Grant explains, “Poco had his rabies jab before flying. The cost was around $100 dollars at a vet in Bondi Junction. He was very scared of the needle but it was over in seconds. Confirmation of the rabies jab was needed for the US immigration paperwork.”
America is among the most popular destinations for Aussie pets to travel overseas, Vivien says, “some of the more popular locations for international pet travel include, New Zealand, Singapore, USA and the UK.”
LA’s Dog-Friendly Beaches
After experiencing the glorious beaches Down Under, this well-travelled pooch is keen to explore LA’s iconic beaches, and intends to do it as quickly as his little legs will take him. With only one on-leash dog-friendly park in Marina del Rey, where he is currently residing, Poco is looking forward going to the world famous Venice Beach, so he doesn’t start to miss the surf lifestyle he’s been accustomed to. Unfortunately for Poco though, Venice Beach has similar rules to Bondi, and while he can pad the famous Boardwalk at Venice Beach, he won’t be dipping his paws in the surf anytime soon as dogs are not permitted.
But, the good news is he can make use of The Westminster Dog Park, which is located three blocks from the Venice Beach Boardwalk. Meanwhile, he is busy making use of LA’s numerous fire hydrants.

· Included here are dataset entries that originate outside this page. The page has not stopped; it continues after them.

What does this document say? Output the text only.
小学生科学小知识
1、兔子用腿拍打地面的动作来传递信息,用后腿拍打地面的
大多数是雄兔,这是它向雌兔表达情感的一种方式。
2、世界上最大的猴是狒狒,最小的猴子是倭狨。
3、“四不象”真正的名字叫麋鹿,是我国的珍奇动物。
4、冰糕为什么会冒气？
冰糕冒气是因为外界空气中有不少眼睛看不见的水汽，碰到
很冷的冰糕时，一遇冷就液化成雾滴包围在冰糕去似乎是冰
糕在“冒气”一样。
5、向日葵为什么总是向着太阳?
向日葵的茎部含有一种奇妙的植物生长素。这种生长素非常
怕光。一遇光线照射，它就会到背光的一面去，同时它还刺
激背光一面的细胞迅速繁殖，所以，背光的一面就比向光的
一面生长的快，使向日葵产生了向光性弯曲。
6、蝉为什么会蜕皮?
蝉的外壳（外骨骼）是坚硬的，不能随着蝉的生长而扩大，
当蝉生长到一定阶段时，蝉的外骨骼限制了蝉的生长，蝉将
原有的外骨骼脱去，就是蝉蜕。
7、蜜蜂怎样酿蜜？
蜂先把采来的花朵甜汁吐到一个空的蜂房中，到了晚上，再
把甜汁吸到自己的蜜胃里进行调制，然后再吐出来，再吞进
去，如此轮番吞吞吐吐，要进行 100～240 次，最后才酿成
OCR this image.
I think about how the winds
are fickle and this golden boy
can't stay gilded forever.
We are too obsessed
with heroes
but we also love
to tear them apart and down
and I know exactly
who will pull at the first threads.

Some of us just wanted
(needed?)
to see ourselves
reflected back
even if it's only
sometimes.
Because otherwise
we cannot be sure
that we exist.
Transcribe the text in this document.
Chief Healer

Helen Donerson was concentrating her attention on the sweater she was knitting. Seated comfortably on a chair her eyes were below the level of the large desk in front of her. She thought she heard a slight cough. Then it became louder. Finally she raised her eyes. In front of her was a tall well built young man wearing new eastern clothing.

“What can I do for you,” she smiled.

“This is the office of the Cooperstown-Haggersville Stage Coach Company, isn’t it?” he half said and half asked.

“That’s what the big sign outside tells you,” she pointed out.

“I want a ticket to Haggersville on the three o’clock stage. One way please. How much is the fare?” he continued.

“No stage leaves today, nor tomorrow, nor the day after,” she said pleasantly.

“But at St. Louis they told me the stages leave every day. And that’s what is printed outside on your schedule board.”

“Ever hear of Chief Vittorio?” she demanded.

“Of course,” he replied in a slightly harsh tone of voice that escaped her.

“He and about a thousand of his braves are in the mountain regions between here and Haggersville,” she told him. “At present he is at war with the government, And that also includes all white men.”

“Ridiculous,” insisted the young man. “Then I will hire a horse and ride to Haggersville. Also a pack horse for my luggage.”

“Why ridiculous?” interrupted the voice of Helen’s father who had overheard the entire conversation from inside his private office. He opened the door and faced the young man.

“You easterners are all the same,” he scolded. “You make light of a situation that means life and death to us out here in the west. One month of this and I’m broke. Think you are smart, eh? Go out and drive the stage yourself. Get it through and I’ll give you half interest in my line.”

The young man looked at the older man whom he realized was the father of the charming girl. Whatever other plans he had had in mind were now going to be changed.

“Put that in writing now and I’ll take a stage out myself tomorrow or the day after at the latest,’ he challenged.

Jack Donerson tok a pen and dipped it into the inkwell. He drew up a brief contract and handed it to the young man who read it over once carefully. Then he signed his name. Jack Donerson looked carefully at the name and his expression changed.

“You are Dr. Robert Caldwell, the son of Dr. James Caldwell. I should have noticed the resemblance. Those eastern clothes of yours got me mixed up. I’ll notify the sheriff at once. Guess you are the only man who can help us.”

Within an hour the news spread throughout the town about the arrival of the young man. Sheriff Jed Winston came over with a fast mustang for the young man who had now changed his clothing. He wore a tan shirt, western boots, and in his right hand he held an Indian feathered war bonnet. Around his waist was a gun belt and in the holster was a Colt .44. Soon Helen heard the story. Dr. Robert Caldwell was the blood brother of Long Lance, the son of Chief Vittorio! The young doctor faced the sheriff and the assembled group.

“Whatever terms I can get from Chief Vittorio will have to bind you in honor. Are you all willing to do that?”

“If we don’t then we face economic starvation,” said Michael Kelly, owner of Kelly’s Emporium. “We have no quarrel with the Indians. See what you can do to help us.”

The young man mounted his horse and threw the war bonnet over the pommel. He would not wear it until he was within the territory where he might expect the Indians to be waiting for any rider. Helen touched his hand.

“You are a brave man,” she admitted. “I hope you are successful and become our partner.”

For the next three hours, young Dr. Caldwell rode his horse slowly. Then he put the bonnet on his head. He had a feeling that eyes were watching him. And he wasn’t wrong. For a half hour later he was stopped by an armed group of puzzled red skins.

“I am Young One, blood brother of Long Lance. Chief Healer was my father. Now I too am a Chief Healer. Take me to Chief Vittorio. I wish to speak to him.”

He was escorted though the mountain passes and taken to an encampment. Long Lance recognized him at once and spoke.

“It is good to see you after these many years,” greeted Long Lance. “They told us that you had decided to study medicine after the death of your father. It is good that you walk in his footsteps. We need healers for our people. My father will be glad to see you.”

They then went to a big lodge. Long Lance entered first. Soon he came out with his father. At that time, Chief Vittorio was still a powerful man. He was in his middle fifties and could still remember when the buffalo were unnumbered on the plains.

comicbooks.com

According to Grant, “Los Angeles is a very dog friendly city – there are doggy bins and bags available along the seafront and also at our apartment complex.”
When Poco gets the chance he may even pay a visit to his ancestral homeland of Mexico. Papers permitting, of course! He hopes to chow down on some chimichangas and meet his ancestors south of the border.
With all this travelling experience Poco is sure be to become an AmeriCAN not an AmeriCAN’T!